My laboratory broadly focuses on uncovering the biomolecular mechanisms that regulate mitochondrial dynamics, metabolism, and cell differentiation in kinetoplastid parasites. Kinetoplastid parasites infect millions of people worldwide, from the Americas to Africa and Asia, where they cause devastating consequences, ranging from permanent physical mutilations to chronic infections with a 30% mortality rate and no available treatment options. Thus, there is an urgent need to understand the biology of these ancient parasitic organisms. Our primary model organism is Trypanosoma brucei, the causative agent of African sleeping sickness in humans and nagana disease in domesticated livestock across sub-Saharan Africa. Our secondary model is Trypanosoma cruzi, a related parasite that causes American sleeping sickness (Chagas disease) in Central and South America.

All kinetoplastid parasites that infect humans have complex life cycles consisting of multiple stages that exist in different cell/tissue environments between their human host and respective insect vector. Trypanosoma brucei is transmitted by the bite of infected tsetse flies. T. brucei is a completely extracellular parasite that never invades host cells, but it does establish niche infections in various human host tissues, including the blood, lymphatic fluid, adipose tissue, and cerebrospinal fluid in late-stage infections. Trypanosoma cruzi is transmitted by the kissing bug and has both extracellular and intracellular life cycle stages. T. cruzi parasites can invade and multiply within a wide variety of host cells throughout the body. However, T. cruzi parasites have an affinity for heart, brain, liver, intestinal, and muscle cells. Both trypanosome species must make major adjustments as they encounter various environmental stressors while progressing through their respective life cycles. One major adjustment that all kinetoplastid parasites must achieve is the dramatic remodeling of their single, large mitochondrion. As the parasites differentiate from one life cycle stage to another, several mitochondrial features—including morphology, metabolic activity, mitochondrial mRNA U-indel editing, cytochrome expression, and redox homeostasis—drastically change. The timely and effective remodeling of the parasite mitochondrion is necessary for parasite survival and transmission from host to host. However, the signaling pathways that kinetoplastid parasites utilize to coordinate extracellular and intracellular cues with mitochondrial remodeling remain unexplored.

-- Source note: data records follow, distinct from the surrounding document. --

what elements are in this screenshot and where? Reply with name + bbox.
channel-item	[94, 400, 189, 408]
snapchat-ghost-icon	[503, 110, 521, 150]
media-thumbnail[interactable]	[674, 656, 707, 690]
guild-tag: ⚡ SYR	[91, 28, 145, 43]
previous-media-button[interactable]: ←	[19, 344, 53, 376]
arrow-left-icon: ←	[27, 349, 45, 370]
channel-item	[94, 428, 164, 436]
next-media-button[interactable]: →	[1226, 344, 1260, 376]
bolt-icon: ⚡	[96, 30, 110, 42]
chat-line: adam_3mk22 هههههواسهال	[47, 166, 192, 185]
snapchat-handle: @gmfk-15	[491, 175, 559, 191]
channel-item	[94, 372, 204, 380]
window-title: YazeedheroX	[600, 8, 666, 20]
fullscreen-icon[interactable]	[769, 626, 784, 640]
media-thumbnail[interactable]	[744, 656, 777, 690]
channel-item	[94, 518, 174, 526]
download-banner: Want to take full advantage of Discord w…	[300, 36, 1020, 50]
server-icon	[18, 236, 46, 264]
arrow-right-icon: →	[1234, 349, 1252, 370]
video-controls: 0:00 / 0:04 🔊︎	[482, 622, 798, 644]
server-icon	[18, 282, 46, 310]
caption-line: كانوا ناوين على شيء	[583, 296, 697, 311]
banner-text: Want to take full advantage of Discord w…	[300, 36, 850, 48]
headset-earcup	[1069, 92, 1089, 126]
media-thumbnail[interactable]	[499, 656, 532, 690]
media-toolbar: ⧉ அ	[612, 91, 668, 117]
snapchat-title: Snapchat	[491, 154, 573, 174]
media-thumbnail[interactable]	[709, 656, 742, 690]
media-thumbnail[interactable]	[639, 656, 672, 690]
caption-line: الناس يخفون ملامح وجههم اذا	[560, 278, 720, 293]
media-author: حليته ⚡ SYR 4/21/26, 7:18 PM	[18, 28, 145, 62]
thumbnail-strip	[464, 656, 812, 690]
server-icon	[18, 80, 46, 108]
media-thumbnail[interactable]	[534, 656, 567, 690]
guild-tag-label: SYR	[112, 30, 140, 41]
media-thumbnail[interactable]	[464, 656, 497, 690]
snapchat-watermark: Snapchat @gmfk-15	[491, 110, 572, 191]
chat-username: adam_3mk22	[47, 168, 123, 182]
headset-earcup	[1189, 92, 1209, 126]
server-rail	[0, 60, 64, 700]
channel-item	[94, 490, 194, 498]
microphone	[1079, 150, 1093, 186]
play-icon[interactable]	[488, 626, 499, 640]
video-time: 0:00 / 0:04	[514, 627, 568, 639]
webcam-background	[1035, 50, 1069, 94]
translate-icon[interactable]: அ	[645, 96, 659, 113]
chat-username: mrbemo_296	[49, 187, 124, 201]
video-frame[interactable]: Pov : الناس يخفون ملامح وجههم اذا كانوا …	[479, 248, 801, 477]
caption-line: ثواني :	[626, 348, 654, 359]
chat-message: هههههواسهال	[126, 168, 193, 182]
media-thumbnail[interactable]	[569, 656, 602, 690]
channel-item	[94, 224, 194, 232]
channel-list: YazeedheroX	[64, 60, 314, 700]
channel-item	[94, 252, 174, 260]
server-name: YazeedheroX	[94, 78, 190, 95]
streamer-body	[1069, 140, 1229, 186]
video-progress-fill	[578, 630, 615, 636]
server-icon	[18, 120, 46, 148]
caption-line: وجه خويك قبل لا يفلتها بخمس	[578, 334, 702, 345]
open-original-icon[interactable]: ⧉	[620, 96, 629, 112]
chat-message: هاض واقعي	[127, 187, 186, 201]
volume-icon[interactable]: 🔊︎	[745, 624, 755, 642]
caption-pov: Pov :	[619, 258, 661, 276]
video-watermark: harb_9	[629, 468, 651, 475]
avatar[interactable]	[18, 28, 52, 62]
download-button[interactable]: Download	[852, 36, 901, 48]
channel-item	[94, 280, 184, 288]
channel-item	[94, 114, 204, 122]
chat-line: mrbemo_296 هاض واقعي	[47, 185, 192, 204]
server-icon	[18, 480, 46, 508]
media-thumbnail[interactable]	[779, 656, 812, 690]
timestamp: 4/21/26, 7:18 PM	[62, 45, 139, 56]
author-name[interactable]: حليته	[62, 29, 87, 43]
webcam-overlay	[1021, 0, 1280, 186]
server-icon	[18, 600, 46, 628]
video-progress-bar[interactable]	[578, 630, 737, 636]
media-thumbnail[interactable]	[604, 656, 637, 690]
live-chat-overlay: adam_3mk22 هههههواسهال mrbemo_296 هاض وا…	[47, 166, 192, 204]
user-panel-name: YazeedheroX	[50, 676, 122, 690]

My lab uses a systems biology approach to study these two microscopic parasites, pursuing the long-term research goals of (1) deciphering how various environmental stimuli and intracellular cues regulate different functional aspects of the kinetoplastid mitochondrion, (2) investigating how the metabolic status of the mitochondrion dictates parasite differentiation, and (3) targeting regulatory mechanisms conserved between kinetoplastid parasite species to identify potential pan-kinetoplastid drug targets.

One major research focus of the lab is to understand how two regulatory kinases that are only expressed in kinetoplastid organisms, RDK1 and RDK2, govern separate signaling pathways that control mitochondrial attenuation in parasite life cycle stages optimized for survival and persistence in the human host. We are utilizing phosphoproteomics screening to identify direct in vivo phosphorylation targets for RDK1 and RDK2, and we perform a thorough arsenal of biochemical and cell biology assays to evaluate different aspects of mitochondrial function to determine the roles of RDK1 and RDK2 substrates.

Another focus of the lab is to determine the functions of several uncharacterized metabolite carrier proteins (MCPs) that facilitate the transport of membrane-impermeable metabolites across the mitochondrial inner membrane and how they contribute to parasite mitochondrial function. MCPs are indispensable for proper mitochondrial function, and kinetoplastid parasites express several MCP homologues that do not have human counterparts. Thus, we are using a functional genomics approach coupled with in vitro and in vivo metabolomics to understand the critical metabolites that kinetoplastid parasites require in each life cycle stage and during host transmission events.